AFSC command team introduces P4 priorities for the Center

  • Published
  • By Lemitchel King
  • Air Force Sustainment Center

P4 is a set of priorities developed by the Air Force Sustainment Center’s commander and executive director that describes the AFSC commitment to people and processes.

Created in alignment with the Art of the Possible leadership model, one of the goals of P4 is to help ensure an effective supplier and business industry alignment within the AFSC while aiming to become faster and more agile with continued support of the DoD priorities.
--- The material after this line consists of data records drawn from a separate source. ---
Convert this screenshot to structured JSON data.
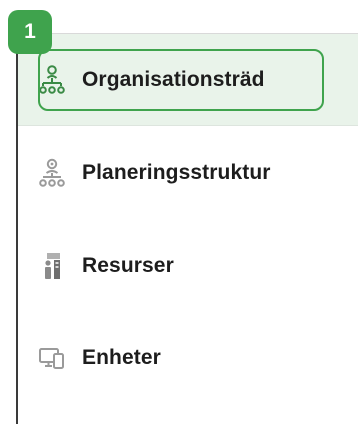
{
  "callout": {
    "step_number": "1"
  },
  "nav": {
    "items": [
      {
        "label": "Organisationsträd",
        "icon": "org-tree-icon",
        "active": true
      },
      {
        "label": "Planeringsstruktur",
        "icon": "planning-structure-icon",
        "active": false
      },
      {
        "label": "Resurser",
        "icon": "resources-icon",
        "active": false
      },
      {
        "label": "Enheter",
        "icon": "devices-icon",
        "active": false
      }
    ]
  },
  "colors": {
    "accent_green": "#3fa34d",
    "active_background": "#e9f3ea",
    "active_icon": "#3a8a45",
    "inactive_icon": "#9a9a9a",
    "text": "#1d1d1d"
  }
}
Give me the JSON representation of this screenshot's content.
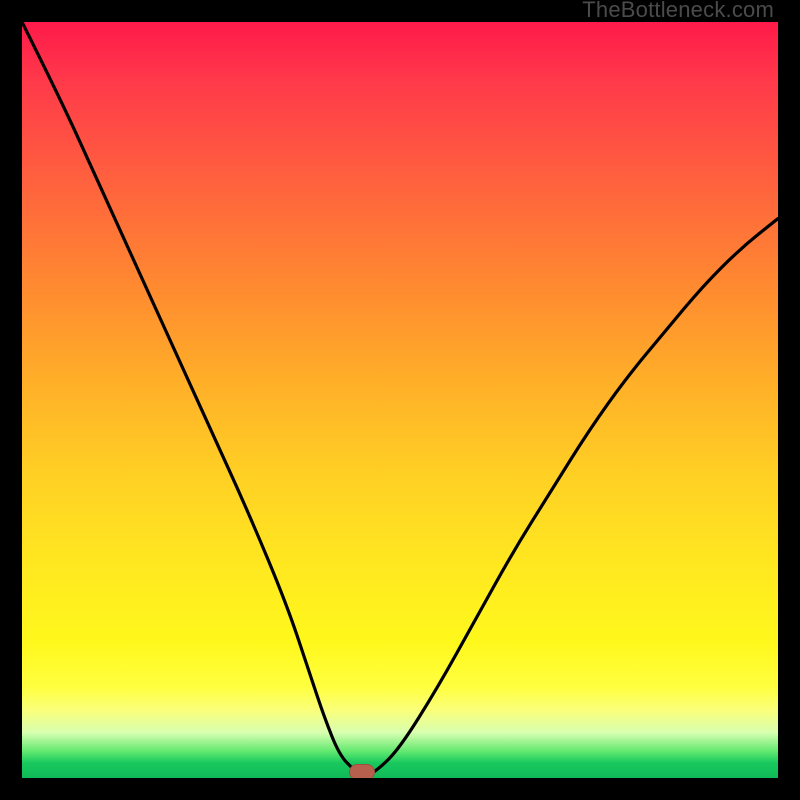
{
  "watermark": "TheBottleneck.com",
  "chart_data": {
    "type": "line",
    "title": "",
    "xlabel": "",
    "ylabel": "",
    "xlim": [
      0,
      100
    ],
    "ylim": [
      0,
      100
    ],
    "grid": false,
    "series": [
      {
        "name": "bottleneck-curve",
        "x": [
          0,
          5,
          10,
          15,
          20,
          25,
          30,
          35,
          38,
          40,
          42,
          44,
          45,
          47,
          50,
          55,
          60,
          65,
          70,
          75,
          80,
          85,
          90,
          95,
          100
        ],
        "y": [
          100,
          90,
          79,
          68,
          57,
          46,
          35,
          23,
          14,
          8,
          3,
          1,
          0,
          1,
          4,
          12,
          21,
          30,
          38,
          46,
          53,
          59,
          65,
          70,
          74
        ]
      }
    ],
    "marker": {
      "x": 45,
      "y": 0,
      "name": "optimal-point"
    },
    "background_gradient": {
      "top": "#ff1a4a",
      "mid": "#ffe820",
      "bottom": "#10b958"
    }
  }
}
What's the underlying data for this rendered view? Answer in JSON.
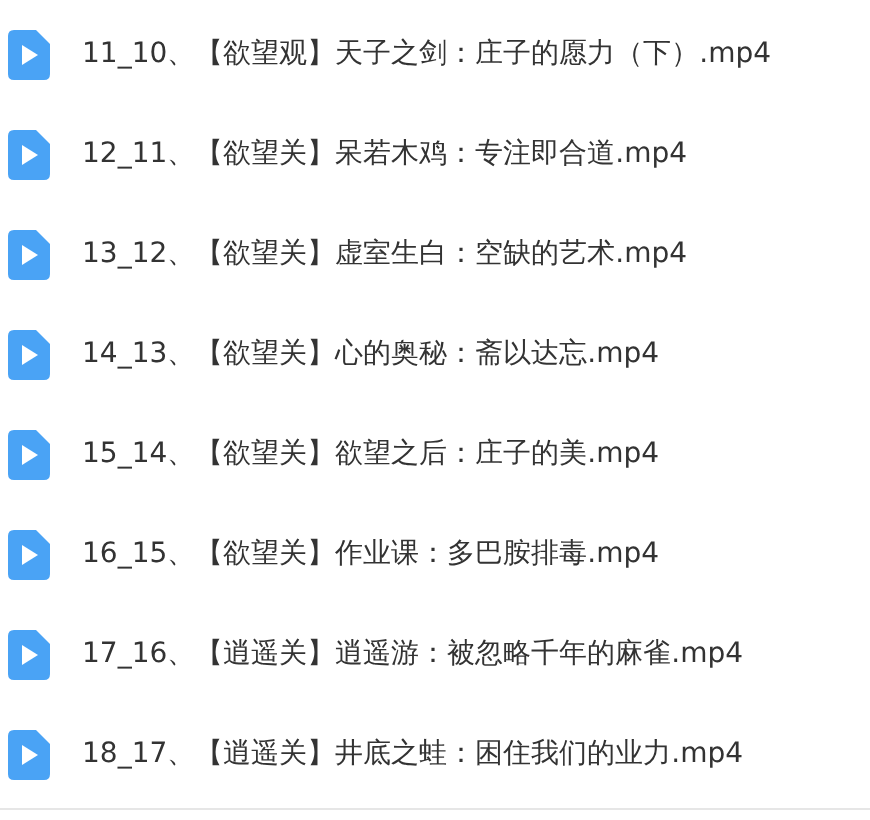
{
  "files": [
    {
      "name": "11_10、【欲望观】天子之剑：庄子的愿力（下）.mp4"
    },
    {
      "name": "12_11、【欲望关】呆若木鸡：专注即合道.mp4"
    },
    {
      "name": "13_12、【欲望关】虚室生白：空缺的艺术.mp4"
    },
    {
      "name": "14_13、【欲望关】心的奥秘：斋以达忘.mp4"
    },
    {
      "name": "15_14、【欲望关】欲望之后：庄子的美.mp4"
    },
    {
      "name": "16_15、【欲望关】作业课：多巴胺排毒.mp4"
    },
    {
      "name": "17_16、【逍遥关】逍遥游：被忽略千年的麻雀.mp4"
    },
    {
      "name": "18_17、【逍遥关】井底之蛙：困住我们的业力.mp4"
    }
  ]
}
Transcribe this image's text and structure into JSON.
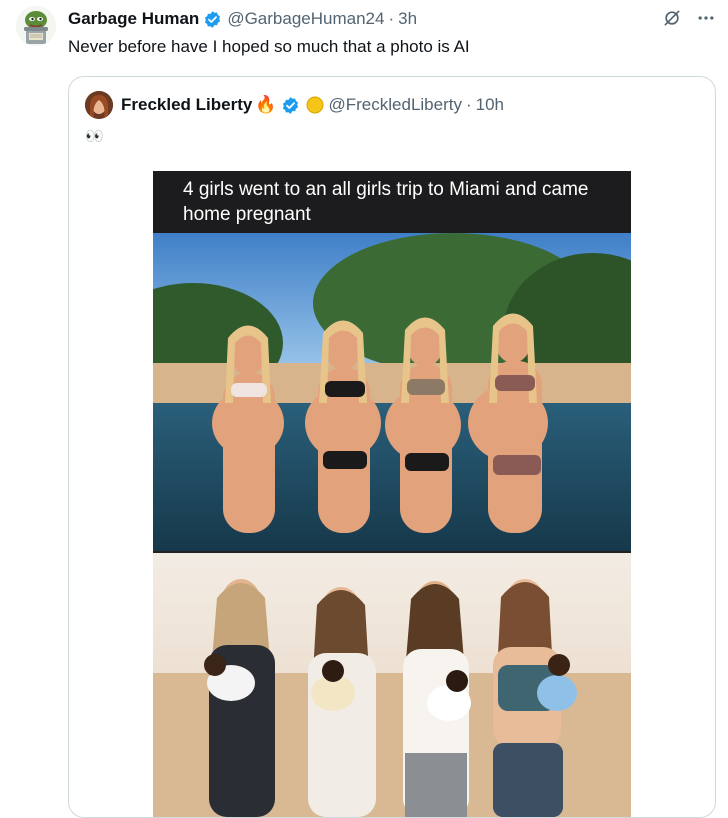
{
  "tweet": {
    "author_name": "Garbage Human",
    "author_handle": "@GarbageHuman24",
    "separator": "·",
    "time": "3h",
    "text": "Never before have I hoped so much that a photo is AI"
  },
  "quoted": {
    "author_name": "Freckled Liberty",
    "emoji_badges": "🔥",
    "author_handle": "@FreckledLiberty",
    "separator": "·",
    "time": "10h",
    "text": "👀",
    "image_caption": "4 girls went to an all girls trip to Miami and came home pregnant"
  },
  "icons": {
    "verified": "verified-badge-icon",
    "grok": "grok-icon",
    "more": "more-options-icon"
  },
  "colors": {
    "verified_blue": "#1d9bf0",
    "text_primary": "#0f1419",
    "text_secondary": "#536471",
    "border": "#cfd9de"
  }
}
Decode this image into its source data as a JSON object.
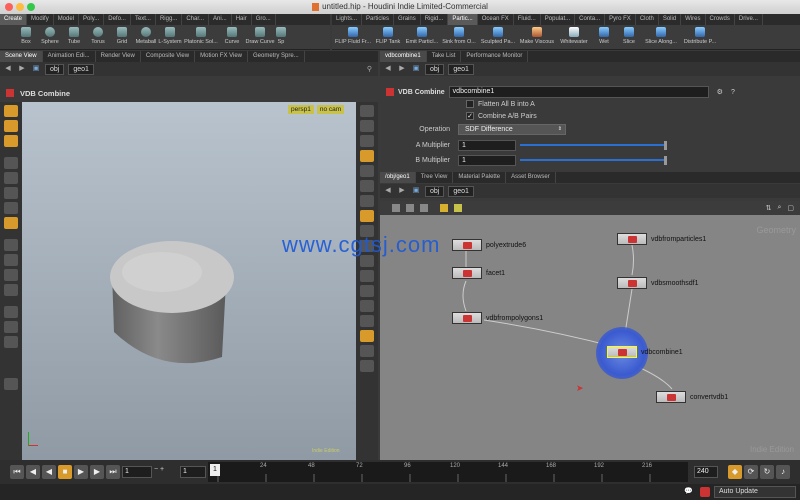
{
  "window": {
    "title": "untitled.hip - Houdini Indie Limited-Commercial"
  },
  "shelf_tabs_left": [
    "Create",
    "Modify",
    "Model",
    "Poly...",
    "Defo...",
    "Text...",
    "Rigg...",
    "Char...",
    "Ani...",
    "Hair",
    "Gro..."
  ],
  "shelf_tabs_right": [
    "Lights...",
    "Particles",
    "Grains",
    "Rigid...",
    "Partic...",
    "Ocean FX",
    "Fluid...",
    "Populat...",
    "Conta...",
    "Pyro FX",
    "Cloth",
    "Solid",
    "Wires",
    "Crowds",
    "Drive..."
  ],
  "shelf_tools_left": [
    "Box",
    "Sphere",
    "Tube",
    "Torus",
    "Grid",
    "Metaball",
    "L-System",
    "Platonic Sol...",
    "Curve",
    "Draw Curve",
    "Sp"
  ],
  "shelf_tools_right": [
    "FLIP Fluid Fr...",
    "FLIP Tank",
    "Emit Particl...",
    "Sink from O...",
    "Sculpted Pa...",
    "Make Viscous",
    "Whitewater",
    "Wet",
    "Slice",
    "Slice Along...",
    "Distribute P..."
  ],
  "left_pane": {
    "tabs": [
      "Scene View",
      "Animation Edi...",
      "Render View",
      "Composite View",
      "Motion FX View",
      "Geometry Spre..."
    ],
    "path": [
      "obj",
      "geo1"
    ],
    "viewport_title": "VDB Combine",
    "camera": "persp1",
    "cam_menu": "no cam",
    "edition_watermark": "Indie Edition"
  },
  "parm_pane": {
    "tabs": [
      "vdbcombine1",
      "Take List",
      "Performance Monitor"
    ],
    "path": [
      "obj",
      "geo1"
    ],
    "node_type": "VDB Combine",
    "node_name": "vdbcombine1",
    "flatten_label": "Flatten All B into A",
    "combine_pairs_label": "Combine A/B Pairs",
    "combine_pairs_checked": true,
    "operation_label": "Operation",
    "operation_value": "SDF Difference",
    "a_mult_label": "A Multiplier",
    "a_mult_value": "1",
    "b_mult_label": "B Multiplier",
    "b_mult_value": "1"
  },
  "network_pane": {
    "tabs": [
      "/obj/geo1",
      "Tree View",
      "Material Palette",
      "Asset Browser"
    ],
    "path": [
      "obj",
      "geo1"
    ],
    "context_label": "Geometry",
    "watermark": "Indie Edition",
    "nodes": [
      "polyextrude6",
      "facet1",
      "vdbfrompolygons1",
      "vdbfromparticles1",
      "vdbsmoothsdf1",
      "vdbcombine1",
      "convertvdb1"
    ]
  },
  "site_watermark": "www.cgtsj.com",
  "timeline": {
    "start": "1",
    "current": "1",
    "end": "240",
    "frame_field": "1",
    "ticks": [
      "1",
      "24",
      "48",
      "72",
      "96",
      "120",
      "144",
      "168",
      "192",
      "216"
    ]
  },
  "status": {
    "auto_update": "Auto Update"
  },
  "colors": {
    "accent": "#d89a2a",
    "selected_node": "#3a6fd8",
    "link_blue": "#1e5bd6"
  }
}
“There are four really distinct priorities that Mr. D’Angelo and I came up with that are cross-cutting and fit nicely with just about everything that we base, as a center, into this priority scheme,” Lt. Gen. Stacey Hawkins, AFSC commander said, in a Center-wide townhall video.

The P4 priorities lists and describes the AFSC’s call to action for meeting the needs of AFSC stakeholders while fulfilling the DoD mission at the Center level.

Produce to Promise: It is our responsibility to our customers, partners, and Program Executive Offices to produce what we have promised on time and on cost. When our warfighters need a requirement fulfilled, we consider that a promise made, and we will produce to it.

People Make it Happen: People are at the forefront of everything we do. We must recruit, retain and develop our people to build the next generation of both military and civilian Airmen.

Process is How We Do It: Art of the Possible is not a fad. It has been at the center of our efforts for a decade, and it is how we maintain integrity within our processes. The leadership model is foundational to our mission culture.

Prepare for Competition and Future Warfighting: We preserve readiness by anticipating and adapting to what strategic competition requires.

“People, at the heart of everything we do, and we spend a lot of time talking about how we can take care of our people,” Hawkins said.

From their physical selves to their professional development; mentally, emotionally, and spiritually, as well, because if we don’t address those needs then we won’t have the best person to serve the needs of our mission, he added.